--- Comment #3 from Luke Kenneth Casson Leighton <lkcl at lkcl.net> ---
(In reply to Michael Nolan from comment #1)
> The POWER ISA includes instructions to load and store multiple registers
> to/from memory (`lmw` and `smw`). 
> `lmw rt, D(rA)` loads registers rt, r(t+1), r(t+2), ..., r31 from subsequent
> addresses starting at rA + signed(D). `smw` behaves similarly but for stores

ah funnily enough this is basically identical to LD.MULTI which is covered
by the out-of-order execution engine and by SimpleV.

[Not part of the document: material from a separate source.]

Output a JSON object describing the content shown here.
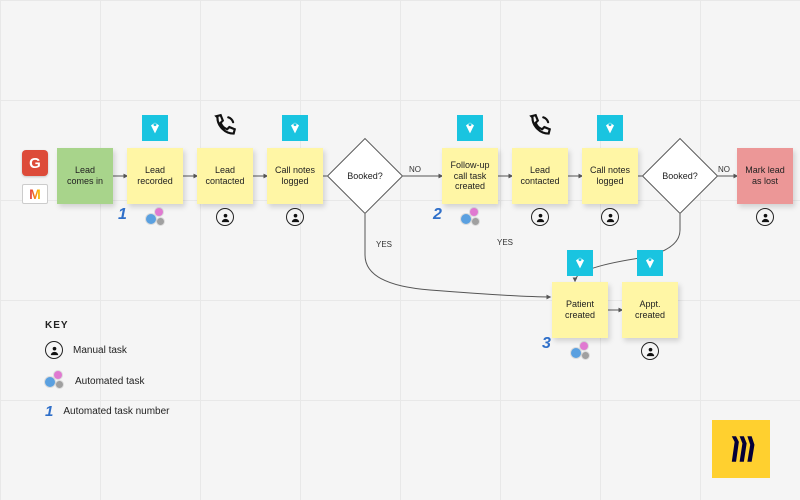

> These instructions, if implemented, would significantly complicate the
> decoder by forcing it to either generate $31-n$ load or store ops while
> stalling instruction fetch. Alternatively it could generate a single op that
> after taking a trip through the pipeline would be modified (i.e.
> incrementing rt) and being placed back into the issue queue. I suspect the
> latter would not play nicely with the OOO machinery because it wouldn't
> place a reservation on a register until it was time to store that register,
> so subsequent instructions could modify the registers before they are stored.

the total opposite is true: it plays very nicely with the OoO engine and
plays merry hell with an in-order design.

no stalling is required.

all that happens is: we translate this into a SimpleV instruction
(VL=32) and hit the SV hardware-loop system with it.